Can the US equity markets get any worse? The quarter just ended was the worst for the S&P 500 in fifteen years – and the worst six-month period for the index in 28 years. September is traditionally the worst month for stocks – and 2002 was no exception.
For the month, the Russell 2000 shed 7.34 per cent, while the NASDAQ was 10.86 per cent lower, the Wilshire 5000 was down 10.17 per cent, the S&P 500 11 per cent lower, and the Dow was down 12.37 per cent.
For the quarter, the S&P fell 17.63 per cent, its worst quarterly loss since the fourth quarter of 1987 – the era of Balck Monday – while the Dow, with a quarterly decline of 17.87 per cent, is at a four-year low.
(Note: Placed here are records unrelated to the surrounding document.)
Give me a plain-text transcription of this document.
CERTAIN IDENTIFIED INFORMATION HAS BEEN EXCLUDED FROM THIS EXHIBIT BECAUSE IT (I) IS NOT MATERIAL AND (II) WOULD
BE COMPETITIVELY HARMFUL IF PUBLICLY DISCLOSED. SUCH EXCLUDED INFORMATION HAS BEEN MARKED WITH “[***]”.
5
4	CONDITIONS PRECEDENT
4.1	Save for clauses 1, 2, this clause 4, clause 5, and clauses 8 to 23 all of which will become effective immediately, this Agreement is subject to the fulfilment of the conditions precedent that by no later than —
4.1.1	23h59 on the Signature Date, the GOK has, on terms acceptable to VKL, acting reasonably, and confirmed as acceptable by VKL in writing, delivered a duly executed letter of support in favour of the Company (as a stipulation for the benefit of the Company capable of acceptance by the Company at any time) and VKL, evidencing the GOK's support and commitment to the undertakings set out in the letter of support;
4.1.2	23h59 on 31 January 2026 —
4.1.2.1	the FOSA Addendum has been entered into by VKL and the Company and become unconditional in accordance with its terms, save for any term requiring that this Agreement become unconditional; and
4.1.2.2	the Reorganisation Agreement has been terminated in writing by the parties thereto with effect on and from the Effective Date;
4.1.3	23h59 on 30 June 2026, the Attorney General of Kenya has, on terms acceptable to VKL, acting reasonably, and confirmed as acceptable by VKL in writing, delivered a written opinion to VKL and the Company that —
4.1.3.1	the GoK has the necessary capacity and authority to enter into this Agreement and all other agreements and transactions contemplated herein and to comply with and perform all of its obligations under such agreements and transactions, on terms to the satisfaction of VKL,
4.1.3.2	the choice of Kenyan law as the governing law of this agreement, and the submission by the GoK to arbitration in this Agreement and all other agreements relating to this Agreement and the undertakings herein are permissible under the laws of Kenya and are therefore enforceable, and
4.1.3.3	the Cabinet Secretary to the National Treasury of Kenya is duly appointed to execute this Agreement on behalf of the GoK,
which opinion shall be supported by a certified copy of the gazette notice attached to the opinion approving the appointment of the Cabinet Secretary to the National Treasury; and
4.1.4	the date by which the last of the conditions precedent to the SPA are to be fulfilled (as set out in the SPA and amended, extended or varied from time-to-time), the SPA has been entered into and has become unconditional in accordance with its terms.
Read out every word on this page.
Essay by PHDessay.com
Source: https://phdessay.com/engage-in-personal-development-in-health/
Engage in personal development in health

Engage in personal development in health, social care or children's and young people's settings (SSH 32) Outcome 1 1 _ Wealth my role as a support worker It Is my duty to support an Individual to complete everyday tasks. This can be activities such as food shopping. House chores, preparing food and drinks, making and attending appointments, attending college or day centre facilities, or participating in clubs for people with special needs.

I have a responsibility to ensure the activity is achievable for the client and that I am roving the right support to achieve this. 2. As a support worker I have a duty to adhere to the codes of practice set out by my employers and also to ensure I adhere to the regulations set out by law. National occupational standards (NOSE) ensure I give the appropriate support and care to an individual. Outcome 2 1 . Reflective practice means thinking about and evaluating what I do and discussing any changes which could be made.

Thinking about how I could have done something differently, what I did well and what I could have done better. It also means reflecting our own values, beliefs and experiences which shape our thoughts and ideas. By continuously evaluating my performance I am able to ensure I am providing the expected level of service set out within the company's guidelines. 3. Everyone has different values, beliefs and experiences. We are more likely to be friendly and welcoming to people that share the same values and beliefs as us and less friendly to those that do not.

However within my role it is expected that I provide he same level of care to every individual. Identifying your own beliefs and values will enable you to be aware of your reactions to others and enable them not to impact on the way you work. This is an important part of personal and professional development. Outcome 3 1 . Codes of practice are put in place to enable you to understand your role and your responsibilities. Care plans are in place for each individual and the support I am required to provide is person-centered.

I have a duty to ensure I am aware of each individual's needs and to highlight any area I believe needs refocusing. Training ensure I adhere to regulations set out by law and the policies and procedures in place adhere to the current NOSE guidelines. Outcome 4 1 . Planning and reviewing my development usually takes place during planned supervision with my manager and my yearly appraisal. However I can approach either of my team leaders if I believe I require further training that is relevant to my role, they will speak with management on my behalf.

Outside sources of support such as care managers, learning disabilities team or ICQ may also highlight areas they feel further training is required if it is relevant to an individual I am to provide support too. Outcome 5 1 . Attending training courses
The NASDAQ, down 19.9 per cent for the quarter, is at a six-year low. The Russell 2000 was 21.7 percent lower for the third quarter, and the Wilshire 5000 was 17.16 per cent lower.
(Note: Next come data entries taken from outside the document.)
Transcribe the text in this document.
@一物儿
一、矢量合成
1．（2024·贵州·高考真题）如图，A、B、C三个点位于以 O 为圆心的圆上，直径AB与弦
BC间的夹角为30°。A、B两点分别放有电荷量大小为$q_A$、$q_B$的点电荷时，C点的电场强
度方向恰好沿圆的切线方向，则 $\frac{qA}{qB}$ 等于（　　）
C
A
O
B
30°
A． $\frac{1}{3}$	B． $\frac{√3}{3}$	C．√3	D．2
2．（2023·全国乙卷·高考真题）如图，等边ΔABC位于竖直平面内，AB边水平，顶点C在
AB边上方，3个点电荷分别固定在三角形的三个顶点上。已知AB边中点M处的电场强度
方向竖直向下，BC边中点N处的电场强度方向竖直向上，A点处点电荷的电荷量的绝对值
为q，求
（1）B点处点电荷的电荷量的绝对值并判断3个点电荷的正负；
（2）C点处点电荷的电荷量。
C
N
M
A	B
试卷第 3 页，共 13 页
Year to date the Dow is down 24.24 per cent – and that is the bright spot. The Russell 2000 is down 25.84 per cent, the S&P 500 is nearly 29 per cent lower, the Wilshire 5000 is down 27.40 per cent, and the NASDAQ is down 39.91 per cent.
No wonder, after weeks of rumors, Fidelity Investments finally announced that it had decided to lay off 1,695 employees, roughly 5.4 per cent of its work force. The final result was smaller than rumors had suggested.
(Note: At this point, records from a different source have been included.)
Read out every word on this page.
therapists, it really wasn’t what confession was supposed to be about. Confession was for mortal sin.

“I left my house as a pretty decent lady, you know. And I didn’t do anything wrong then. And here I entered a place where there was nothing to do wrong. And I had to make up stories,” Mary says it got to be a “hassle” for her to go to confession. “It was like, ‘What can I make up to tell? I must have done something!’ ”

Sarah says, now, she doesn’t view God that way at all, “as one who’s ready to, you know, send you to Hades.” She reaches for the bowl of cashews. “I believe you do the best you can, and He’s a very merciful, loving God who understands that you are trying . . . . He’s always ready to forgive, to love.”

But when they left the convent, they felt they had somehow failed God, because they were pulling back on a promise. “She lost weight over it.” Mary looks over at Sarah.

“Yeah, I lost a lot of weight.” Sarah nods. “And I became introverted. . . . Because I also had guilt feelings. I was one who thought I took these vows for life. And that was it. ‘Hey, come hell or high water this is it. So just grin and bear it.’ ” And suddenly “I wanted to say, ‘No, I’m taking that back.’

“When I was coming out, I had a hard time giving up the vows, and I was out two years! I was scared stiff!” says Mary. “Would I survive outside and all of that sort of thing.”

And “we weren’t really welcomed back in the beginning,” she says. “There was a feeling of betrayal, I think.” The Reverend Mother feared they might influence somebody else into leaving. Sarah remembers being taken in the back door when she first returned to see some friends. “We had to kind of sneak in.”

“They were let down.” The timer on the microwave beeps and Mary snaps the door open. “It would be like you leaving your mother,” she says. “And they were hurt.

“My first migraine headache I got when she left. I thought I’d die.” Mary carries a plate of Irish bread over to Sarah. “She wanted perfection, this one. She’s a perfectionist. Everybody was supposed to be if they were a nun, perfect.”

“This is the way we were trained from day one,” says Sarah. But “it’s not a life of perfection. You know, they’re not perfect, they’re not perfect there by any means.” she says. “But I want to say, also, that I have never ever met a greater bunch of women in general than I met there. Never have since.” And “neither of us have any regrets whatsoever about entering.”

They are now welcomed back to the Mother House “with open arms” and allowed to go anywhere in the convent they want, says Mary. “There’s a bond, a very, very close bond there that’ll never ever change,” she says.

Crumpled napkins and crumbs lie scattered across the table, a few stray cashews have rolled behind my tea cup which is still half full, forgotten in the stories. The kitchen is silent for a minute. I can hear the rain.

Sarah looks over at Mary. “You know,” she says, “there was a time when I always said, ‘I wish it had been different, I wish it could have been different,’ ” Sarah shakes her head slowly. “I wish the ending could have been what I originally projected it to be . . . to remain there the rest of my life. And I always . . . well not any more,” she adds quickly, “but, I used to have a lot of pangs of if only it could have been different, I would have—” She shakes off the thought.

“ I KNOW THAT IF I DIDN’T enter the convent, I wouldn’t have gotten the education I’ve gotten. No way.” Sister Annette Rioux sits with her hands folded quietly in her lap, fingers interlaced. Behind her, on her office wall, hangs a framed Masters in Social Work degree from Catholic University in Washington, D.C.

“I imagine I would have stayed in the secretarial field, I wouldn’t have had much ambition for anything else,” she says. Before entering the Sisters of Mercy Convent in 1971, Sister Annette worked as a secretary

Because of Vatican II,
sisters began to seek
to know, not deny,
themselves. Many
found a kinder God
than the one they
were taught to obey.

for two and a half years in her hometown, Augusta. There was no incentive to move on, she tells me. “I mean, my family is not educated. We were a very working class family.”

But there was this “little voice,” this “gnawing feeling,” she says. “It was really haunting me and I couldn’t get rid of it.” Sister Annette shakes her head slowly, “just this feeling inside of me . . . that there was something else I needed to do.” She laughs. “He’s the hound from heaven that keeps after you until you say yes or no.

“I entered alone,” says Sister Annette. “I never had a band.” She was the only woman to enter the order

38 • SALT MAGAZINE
And no wonder nearly half (45 per cent) of respondents to a new survey in the US say real estate will outperform the stock market in the next three years. Only 12 per cent think real estate will do worse, while 28 per cent say real estate investments and the stock market will perform the same. 15 per cent do not know, according to the September survey about real estate investments conducted by Opinion Research Corporation and sponsored by Behringer Harvard Funds. Women were more optimistic then men (51 versus 40 per cent), as were younger investors compared to those over age 55. Three-quarters of the participants use a financial advisor, though just 21 per cent say they have ever been pitched real estate as an investment – however, 40 per cent of those made the purchase.